- Country of origin: Poland

Production
- Producer: Jaroslaw Grzelak
- Production location: TVP's studio in Warsaw
- Running time: 30 minutes

Original release
- Network: TVP
- Release: 1997 – 2004

= Rower Błażeja =

Rower Błażeja (eng. Błażej's Bike) was a live Polish youth show broadcast on TVP from 1997 until June 2004, Monday through Friday. It was the first young adult show in post-communist Poland.
The show featured discussions with invited guests and celebrities on topics related to contemporary youth. It also included live band performances, sports, culture and other serial blocks as well as Internet chat with the audience.

== Presenters ==
The hosts of the program were young journalists, often still attending high school.

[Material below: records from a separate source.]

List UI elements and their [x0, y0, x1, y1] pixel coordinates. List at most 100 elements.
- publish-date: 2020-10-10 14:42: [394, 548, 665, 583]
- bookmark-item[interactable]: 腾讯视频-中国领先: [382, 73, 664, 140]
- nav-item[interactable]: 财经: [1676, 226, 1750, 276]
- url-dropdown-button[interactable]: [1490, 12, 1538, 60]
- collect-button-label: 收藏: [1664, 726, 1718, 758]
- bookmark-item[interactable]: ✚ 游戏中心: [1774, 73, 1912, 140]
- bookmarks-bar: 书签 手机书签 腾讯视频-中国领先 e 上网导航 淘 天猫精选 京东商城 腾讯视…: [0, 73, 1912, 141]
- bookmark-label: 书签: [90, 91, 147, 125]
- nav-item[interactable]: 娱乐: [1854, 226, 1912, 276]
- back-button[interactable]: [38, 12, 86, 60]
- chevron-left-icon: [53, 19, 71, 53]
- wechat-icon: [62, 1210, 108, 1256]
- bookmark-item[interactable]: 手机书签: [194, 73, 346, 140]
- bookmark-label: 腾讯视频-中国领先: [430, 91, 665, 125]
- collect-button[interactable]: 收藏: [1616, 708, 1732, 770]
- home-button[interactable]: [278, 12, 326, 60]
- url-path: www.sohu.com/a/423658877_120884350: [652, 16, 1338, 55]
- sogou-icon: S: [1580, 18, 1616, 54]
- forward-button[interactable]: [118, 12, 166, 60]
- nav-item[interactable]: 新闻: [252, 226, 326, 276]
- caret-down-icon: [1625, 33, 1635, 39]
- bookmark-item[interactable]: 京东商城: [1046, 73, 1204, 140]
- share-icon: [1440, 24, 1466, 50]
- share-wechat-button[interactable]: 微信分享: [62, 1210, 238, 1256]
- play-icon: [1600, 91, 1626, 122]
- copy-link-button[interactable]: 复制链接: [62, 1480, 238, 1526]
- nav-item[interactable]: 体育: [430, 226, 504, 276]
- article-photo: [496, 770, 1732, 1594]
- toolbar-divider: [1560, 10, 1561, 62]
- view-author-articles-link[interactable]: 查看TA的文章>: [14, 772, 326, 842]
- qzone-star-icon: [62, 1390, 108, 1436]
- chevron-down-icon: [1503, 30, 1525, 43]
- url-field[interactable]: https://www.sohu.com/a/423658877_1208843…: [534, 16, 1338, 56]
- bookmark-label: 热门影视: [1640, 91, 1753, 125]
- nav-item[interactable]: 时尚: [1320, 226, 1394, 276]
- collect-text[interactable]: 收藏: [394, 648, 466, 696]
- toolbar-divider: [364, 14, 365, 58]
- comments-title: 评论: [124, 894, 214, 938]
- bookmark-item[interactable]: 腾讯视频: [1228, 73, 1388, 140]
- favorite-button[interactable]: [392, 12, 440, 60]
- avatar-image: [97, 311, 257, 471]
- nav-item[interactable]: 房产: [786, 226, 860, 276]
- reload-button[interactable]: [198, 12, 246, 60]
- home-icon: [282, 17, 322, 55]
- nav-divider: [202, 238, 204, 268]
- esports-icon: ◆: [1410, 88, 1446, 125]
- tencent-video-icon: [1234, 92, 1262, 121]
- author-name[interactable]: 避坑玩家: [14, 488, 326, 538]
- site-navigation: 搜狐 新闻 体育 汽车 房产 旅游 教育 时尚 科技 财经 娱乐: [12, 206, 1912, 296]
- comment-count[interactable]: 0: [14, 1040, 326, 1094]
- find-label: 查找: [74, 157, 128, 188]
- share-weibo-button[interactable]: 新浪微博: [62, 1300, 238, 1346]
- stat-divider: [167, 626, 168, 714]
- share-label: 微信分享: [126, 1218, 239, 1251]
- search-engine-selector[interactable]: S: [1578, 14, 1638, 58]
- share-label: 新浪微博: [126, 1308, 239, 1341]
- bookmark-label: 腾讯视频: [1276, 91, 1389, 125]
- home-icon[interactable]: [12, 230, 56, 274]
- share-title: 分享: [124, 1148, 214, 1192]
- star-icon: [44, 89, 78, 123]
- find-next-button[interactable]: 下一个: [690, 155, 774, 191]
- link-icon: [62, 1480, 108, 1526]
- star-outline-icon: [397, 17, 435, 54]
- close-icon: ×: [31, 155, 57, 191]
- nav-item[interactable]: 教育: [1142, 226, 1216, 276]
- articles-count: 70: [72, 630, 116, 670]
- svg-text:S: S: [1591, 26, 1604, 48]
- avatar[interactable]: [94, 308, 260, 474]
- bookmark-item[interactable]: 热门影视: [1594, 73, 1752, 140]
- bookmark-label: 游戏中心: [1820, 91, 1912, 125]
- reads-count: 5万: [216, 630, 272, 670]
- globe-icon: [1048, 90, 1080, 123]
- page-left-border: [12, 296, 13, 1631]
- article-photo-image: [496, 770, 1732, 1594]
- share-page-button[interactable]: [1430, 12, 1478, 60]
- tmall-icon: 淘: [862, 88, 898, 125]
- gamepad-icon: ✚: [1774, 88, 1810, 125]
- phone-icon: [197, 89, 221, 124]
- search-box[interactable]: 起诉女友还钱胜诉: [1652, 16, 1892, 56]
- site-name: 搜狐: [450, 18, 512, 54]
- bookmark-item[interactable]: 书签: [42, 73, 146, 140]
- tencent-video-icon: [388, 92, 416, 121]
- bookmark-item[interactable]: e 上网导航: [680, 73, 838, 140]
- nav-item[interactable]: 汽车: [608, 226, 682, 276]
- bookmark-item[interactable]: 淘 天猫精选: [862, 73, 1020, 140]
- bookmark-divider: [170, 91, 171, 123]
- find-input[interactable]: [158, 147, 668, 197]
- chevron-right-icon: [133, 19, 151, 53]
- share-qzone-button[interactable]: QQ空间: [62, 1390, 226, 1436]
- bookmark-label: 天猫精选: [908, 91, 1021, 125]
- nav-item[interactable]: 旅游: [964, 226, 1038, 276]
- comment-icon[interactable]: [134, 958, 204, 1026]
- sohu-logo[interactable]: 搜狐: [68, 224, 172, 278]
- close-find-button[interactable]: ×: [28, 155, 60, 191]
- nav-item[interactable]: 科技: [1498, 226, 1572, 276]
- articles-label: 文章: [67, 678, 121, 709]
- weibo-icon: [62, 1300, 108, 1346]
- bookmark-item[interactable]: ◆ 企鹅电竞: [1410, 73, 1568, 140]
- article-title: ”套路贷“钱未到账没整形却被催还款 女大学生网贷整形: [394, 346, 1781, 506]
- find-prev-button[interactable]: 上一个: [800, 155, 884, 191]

- Paulina Chylewska (1997–2001)
- Marcin Kolodynski (1997–2001)
- Michal Paciorkowski (1997–2000)
- Cyprian Ziabski (1997–2002)
- Katarzyna Dydo (1997–2002)
- Katarzyna Dukaczewska (1997–2002)
- Tomasz Nastaj (1999–2000)
- Dorota Szelagowska (1997–2002)
- Emilia Sobczynska-Ziabska (1999–2002)
- Maciej Samborski (1999–2002)
- Monika Mroziewicz (2002–2004)
- Jedrzej Mackowski (2002–2004)
- Justyna Dzbik (2003–2004)
- Jan Szlagowski (2003–2004)
- Monika Krysiak (2003–2004)
- Ivo Widlak (1997–2000)
== Controversies ==
- The program often stirred controversies due to its liberated approach to sex and contraception.